La transmission est-elle une question de savoir ?
La transmission est avant tout une question d’empowerment, à savoir la (relative) maîtrise d’une capacité et la (relative) légitimité à l’exercer. Ces deux aspects sont indissociables. Combien de fois ai-je entendu des personnes me dire : « je ne sais pas faire » alors qu’elles étaient avant tout en souci de légitimité à faire. La capacité de transmettre suppose une double vigilance : à la fois une vigilance sur les conditions socio-politiques de l’énonciation afin d’assurer la pluralité des prises de parole et des récits ; à la fois une vigilance sur les dispositions « méthodologiques » (qui relève aussi d’une « méthode politique ») retenues par le collectif afin de préserver une réelle disponibilité d’écoute, à savoir notre capacité à accueillir ce que l’expérience nous dit par son récit. Souvent, je me rends compte dans la vie des collectifs que les personnes sont insuffisamment attentives aux situations d’échange. Dans quelles dispositions nous trouvons-nous ? Quelle est notre disponibilité d’écoute ? Quelles sont les dispositions prises, en termes de dispositifs et de protocoles d’échange, pour faciliter la transmission et réguler la discussion ? Les enjeux du « care » (prendre soin, marquer de l’attention, favoriser la reconnaissance) s’appliquent aussi à nos collectifs [8]. Je ne crois pas qu’il faille posséder un savoir particulier pour transmettre et partager, par contre il faut disposer de conditions propices, et ces conditions, il convient de les imaginer collectivement. Pour les collectifs, la question pourrait bien se poser plus en termes d’imagination [9] que, strictement, en termes de savoirs mobilisables.

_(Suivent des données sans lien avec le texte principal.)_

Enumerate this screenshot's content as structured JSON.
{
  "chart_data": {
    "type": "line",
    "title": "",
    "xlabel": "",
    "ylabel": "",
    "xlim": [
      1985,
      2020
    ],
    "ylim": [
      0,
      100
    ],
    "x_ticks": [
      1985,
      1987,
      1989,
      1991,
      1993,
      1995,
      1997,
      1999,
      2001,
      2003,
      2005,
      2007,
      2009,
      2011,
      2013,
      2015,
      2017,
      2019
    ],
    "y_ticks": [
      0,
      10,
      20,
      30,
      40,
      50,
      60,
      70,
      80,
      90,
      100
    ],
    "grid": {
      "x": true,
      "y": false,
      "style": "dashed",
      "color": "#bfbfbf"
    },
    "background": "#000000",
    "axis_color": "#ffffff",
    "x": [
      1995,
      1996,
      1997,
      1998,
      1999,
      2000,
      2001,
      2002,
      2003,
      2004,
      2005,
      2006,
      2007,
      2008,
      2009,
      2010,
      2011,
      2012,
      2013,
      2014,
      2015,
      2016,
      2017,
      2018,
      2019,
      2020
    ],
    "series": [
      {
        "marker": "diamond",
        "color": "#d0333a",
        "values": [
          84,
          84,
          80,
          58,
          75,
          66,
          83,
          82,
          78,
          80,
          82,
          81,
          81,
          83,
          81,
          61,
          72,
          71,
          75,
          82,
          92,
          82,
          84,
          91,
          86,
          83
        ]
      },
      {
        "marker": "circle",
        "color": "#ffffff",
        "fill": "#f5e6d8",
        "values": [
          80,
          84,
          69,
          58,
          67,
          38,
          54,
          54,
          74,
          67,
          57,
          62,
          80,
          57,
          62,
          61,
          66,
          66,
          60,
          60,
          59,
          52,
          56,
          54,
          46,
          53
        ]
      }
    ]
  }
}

Pascal NICOLAS-LE STRAT, juillet 2019
[1] In Le partage du sensible (esthétique et politique), éd. La Fabrique, 2000.
[2] Benjamin Roux, L’art de conter nos expériences collectives (Faire récit à l’heure du storytelling), Éditions du commun, 2018.
[3] Christine Delory-Momberger et Rémi Hess, Le sens de l’histoire – Moments d’une biographie, Economica, 2001, p. 16.
[4] Anne Querrien, L’école mutuelle. Une pédagogie trop efficace ?, Les empêcheurs de penser en rond, 2005. Voir à ce propos l’entrée de mon almanach en ligne consacrée à cette notion : https://pnls.fr/ecole-mutuelle/.
[5] Édition Amsterdam, 2010.
[6] Idem, p. 68.
[7] Ce journal a été repris dans mon livre Fabrique de sociologie (Chroniques d’une activité, novembre 2009 / février 2011), Fulenn, 2011. En libre accès au format ePub : https://pnls.fr/fabrique-de-sociologie-chroniques-dune-activite-novembre-2009-fevrier-2011-livre-epub/.
[8] Pascale Molinier, Le travail du care, La Dispute, 2013.
[9] Cornélius Castoriadis, L’institution imaginaire de la société, Le Seuil, 1975.